The Eastern bloc’s denial
Many Member States have already expressed their denial to the draft plan, revealing how complicated the matter is. Particularly Poland, Hungary, Slovakia and the Czech Republic, along with the Baltic States, have led the rising chorus of opposition to the proposals, with a support from Romania and Bulgaria.
The “Eastern” bloc expressed many concerns about the proposal because they say the terms are not fair, and that such schemes should be decided at national level and not by Brussels.
“Compulsory quotas and distribution of refugees regardless of their will are not a sustainable solution of the current migration crisis,” Czech Prime Minister Bohuslav Sobotka said in a statement on the matter.
What is more, the Lithuanian Deputy Foreign Minister Rolandas Krisciunas told Reuters the Commission’s scheme should be voluntary, not mandatory, while the controversial Hungarian Prime Minister Viktor Orban has said the scheme was ‘bordering on insanity’.
Juncker’s call for action
Nervetheless, as expected, European Commission’s President Jean-Claude Juncker strongly defended the measure and appeared determined to proceed full course. “It does seem as if some member states were reluctant, but they have to accept that it is not about words, it is about action”, he recently stressed during a press conference.
The proposed plan will bring also some benefits to the countries that will comply with. According to a draft document seen by the Associated Press last Tuesday, under the emergency relocation plan countries “will receive 6,000 euros for each person relocated on their territories” from EU coffers. Many strongly doubt whether this can count as an incentive to a country to accept and accommodate an immigrant.
The strength of opposition by some Member States does not sway apparently, regardless Brussels’ efforts. An attempt to re-discuss the Dublin Regulation, which binds the EU Member State responsible to examine an application for asylum seekers, which seeking international protection, has been put forward.
Ad hoc proposals like the one which is now under discussion is certainly a good sign, as many international humanitarian organisations are claiming, but for sure it doesn’t represent a stable solution. For sure it cannot be a quick one, as the major internal discord has already shown how difficult the battle to get the scheme endorsed by national governments in the European Council will be.
A never-ending tragedy
Last year, more than 170,000 people crossed the Mediterranean Sea, with over 3,000 dying on their way. It was actually one of the numerous tragedies in the Mediterranean that have launched various rescue missions run by EU’s member states. Italy’s Mare Nostrum (from Latin “Our Sea”) kicked-off when 360+ people drowned just a mile from the Italian island of Lampedusa bak in late 2013.
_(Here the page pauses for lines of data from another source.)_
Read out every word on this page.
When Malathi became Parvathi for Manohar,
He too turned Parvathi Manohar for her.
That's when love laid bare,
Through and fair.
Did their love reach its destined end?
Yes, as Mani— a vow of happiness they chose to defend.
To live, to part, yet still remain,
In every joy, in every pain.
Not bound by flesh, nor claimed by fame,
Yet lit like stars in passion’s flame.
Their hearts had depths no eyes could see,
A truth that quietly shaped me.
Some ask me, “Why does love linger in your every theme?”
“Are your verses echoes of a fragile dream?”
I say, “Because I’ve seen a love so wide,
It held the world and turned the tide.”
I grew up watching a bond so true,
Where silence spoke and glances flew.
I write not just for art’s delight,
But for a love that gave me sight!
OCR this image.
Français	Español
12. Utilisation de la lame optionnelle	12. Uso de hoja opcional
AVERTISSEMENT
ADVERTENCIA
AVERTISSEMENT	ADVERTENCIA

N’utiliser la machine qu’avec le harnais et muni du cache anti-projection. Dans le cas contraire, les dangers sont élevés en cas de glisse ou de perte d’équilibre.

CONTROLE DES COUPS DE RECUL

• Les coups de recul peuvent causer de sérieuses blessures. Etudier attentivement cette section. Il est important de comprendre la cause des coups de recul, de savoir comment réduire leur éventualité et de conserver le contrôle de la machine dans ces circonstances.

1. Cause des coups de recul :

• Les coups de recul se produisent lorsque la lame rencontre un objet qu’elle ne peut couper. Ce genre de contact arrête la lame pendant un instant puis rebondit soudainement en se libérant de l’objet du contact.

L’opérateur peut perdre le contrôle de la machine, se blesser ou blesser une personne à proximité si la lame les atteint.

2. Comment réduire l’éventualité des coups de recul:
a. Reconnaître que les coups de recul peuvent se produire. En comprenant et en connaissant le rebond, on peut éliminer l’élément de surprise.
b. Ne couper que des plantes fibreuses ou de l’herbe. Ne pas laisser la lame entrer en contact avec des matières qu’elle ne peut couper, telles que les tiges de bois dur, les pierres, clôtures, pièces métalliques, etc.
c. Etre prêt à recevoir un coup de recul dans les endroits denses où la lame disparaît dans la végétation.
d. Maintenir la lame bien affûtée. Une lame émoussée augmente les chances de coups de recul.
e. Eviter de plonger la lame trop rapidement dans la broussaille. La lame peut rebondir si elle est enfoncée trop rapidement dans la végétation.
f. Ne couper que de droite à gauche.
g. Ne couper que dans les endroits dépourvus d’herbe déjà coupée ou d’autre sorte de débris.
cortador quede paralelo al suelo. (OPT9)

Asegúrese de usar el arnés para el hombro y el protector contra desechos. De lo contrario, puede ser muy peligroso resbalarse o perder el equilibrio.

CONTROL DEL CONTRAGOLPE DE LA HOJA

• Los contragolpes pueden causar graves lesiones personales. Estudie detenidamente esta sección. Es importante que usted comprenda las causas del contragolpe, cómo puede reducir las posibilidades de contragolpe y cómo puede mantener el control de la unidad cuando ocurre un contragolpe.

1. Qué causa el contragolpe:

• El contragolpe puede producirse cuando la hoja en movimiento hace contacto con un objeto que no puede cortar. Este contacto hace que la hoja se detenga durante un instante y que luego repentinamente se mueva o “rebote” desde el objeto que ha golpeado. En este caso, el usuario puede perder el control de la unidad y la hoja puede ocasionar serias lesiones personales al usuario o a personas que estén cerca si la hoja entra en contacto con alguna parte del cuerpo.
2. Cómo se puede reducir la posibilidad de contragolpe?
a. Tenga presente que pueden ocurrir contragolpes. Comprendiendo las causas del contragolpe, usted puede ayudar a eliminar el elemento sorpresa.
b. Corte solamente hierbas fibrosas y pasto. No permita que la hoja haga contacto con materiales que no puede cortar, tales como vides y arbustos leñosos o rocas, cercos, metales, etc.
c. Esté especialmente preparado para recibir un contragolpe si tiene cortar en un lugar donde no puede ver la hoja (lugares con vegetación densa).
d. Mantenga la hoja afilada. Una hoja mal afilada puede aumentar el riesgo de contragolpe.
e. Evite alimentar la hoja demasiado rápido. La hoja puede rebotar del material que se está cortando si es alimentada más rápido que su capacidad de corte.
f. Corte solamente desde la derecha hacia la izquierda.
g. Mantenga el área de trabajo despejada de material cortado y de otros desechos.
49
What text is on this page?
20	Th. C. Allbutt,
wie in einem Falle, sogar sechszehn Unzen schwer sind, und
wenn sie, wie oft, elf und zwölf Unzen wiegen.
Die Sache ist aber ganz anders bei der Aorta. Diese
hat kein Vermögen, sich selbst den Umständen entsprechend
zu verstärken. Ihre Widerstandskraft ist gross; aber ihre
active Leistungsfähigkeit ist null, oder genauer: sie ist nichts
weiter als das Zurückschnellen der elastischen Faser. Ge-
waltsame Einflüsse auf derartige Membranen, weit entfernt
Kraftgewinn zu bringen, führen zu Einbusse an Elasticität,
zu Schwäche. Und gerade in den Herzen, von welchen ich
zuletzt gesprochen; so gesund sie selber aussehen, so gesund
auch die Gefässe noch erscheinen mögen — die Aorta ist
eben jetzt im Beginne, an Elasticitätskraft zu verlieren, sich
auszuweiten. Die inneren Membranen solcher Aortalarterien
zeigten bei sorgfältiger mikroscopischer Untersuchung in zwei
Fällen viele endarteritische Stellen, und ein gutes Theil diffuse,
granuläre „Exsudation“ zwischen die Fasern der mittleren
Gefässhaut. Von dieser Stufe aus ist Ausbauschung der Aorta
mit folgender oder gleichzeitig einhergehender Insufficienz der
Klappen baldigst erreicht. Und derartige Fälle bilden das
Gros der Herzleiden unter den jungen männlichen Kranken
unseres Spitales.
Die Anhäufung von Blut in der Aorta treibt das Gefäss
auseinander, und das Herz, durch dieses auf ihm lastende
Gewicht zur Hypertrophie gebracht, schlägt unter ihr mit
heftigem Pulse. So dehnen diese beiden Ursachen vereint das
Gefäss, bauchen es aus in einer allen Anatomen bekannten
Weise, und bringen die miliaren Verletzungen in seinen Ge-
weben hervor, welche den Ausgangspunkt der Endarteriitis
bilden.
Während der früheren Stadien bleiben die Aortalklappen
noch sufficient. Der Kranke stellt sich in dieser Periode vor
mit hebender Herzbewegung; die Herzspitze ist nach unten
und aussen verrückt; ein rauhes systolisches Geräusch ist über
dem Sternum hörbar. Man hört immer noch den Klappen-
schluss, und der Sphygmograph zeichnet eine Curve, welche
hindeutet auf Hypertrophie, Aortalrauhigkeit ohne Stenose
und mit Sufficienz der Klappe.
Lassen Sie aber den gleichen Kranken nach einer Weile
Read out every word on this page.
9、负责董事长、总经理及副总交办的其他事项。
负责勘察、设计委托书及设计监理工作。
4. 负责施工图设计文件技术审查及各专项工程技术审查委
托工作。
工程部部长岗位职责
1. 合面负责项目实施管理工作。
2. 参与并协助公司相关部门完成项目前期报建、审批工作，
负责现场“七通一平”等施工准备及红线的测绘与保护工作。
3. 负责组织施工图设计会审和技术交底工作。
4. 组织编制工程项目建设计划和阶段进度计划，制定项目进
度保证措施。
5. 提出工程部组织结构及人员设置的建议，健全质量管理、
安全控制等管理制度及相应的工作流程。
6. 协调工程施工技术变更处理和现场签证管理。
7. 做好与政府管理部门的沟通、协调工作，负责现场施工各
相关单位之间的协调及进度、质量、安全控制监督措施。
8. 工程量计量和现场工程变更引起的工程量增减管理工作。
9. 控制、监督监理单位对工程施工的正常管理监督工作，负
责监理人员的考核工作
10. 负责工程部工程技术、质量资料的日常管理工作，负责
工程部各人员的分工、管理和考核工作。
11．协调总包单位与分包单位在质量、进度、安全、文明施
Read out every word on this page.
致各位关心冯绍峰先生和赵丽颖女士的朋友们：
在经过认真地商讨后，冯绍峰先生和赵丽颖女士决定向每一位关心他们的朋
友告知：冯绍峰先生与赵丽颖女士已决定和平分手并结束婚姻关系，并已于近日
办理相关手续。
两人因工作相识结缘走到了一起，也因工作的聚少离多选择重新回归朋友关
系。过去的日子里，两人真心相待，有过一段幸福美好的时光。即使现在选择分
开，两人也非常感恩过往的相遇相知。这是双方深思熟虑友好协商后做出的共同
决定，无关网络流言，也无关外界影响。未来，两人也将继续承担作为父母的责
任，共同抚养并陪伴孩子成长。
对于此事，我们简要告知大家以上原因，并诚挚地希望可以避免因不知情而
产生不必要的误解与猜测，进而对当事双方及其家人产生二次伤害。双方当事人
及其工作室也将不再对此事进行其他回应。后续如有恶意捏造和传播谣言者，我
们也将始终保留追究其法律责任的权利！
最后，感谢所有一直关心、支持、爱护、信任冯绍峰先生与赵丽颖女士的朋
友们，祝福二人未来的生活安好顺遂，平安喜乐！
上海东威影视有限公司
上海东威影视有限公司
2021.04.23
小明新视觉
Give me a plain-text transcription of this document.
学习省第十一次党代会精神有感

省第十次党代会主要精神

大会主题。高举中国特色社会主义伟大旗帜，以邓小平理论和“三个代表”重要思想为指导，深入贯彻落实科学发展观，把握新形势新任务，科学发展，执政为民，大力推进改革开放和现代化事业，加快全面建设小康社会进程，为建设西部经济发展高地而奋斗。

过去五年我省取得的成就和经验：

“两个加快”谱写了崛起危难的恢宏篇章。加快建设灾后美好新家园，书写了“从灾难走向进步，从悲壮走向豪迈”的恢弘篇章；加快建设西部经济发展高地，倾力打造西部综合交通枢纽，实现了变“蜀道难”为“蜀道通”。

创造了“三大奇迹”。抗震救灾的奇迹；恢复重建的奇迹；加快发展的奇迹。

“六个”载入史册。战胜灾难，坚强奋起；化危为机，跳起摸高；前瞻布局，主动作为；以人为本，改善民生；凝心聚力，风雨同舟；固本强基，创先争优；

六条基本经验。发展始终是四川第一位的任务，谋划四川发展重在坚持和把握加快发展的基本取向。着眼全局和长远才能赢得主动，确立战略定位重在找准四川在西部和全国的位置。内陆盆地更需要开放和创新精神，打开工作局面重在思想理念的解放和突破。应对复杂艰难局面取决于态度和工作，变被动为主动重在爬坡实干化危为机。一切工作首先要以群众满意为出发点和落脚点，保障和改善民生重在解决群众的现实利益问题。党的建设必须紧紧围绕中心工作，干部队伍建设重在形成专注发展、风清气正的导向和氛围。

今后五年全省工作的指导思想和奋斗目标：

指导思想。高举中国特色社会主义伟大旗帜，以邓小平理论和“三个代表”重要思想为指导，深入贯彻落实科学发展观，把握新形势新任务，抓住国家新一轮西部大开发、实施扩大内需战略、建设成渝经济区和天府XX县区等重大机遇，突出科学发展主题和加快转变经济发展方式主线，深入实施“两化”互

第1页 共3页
The situation has definitely not improved so far in 2015. According to the United Nations refugee agency, at the beginning of May some 60,000 migrants have sought to enter Europe by sea; more than half of them trying to make their way to Italy.
Not to mention the horrible statistic that describes more than 1,800 migrants to have died in the Mediterranean in 2015 already, representing a 20 times increase compared to the same period in 2014.
It remains to be seen though whether the EU will succeed soon to take a comprehensive and successful action on immigration. The matter is crucial, it signifies a threat for the European economy and stability but also it is a threat to the mere traditional humanitarian calibre of the European Union.
The Sting will be monitoring closely the matter.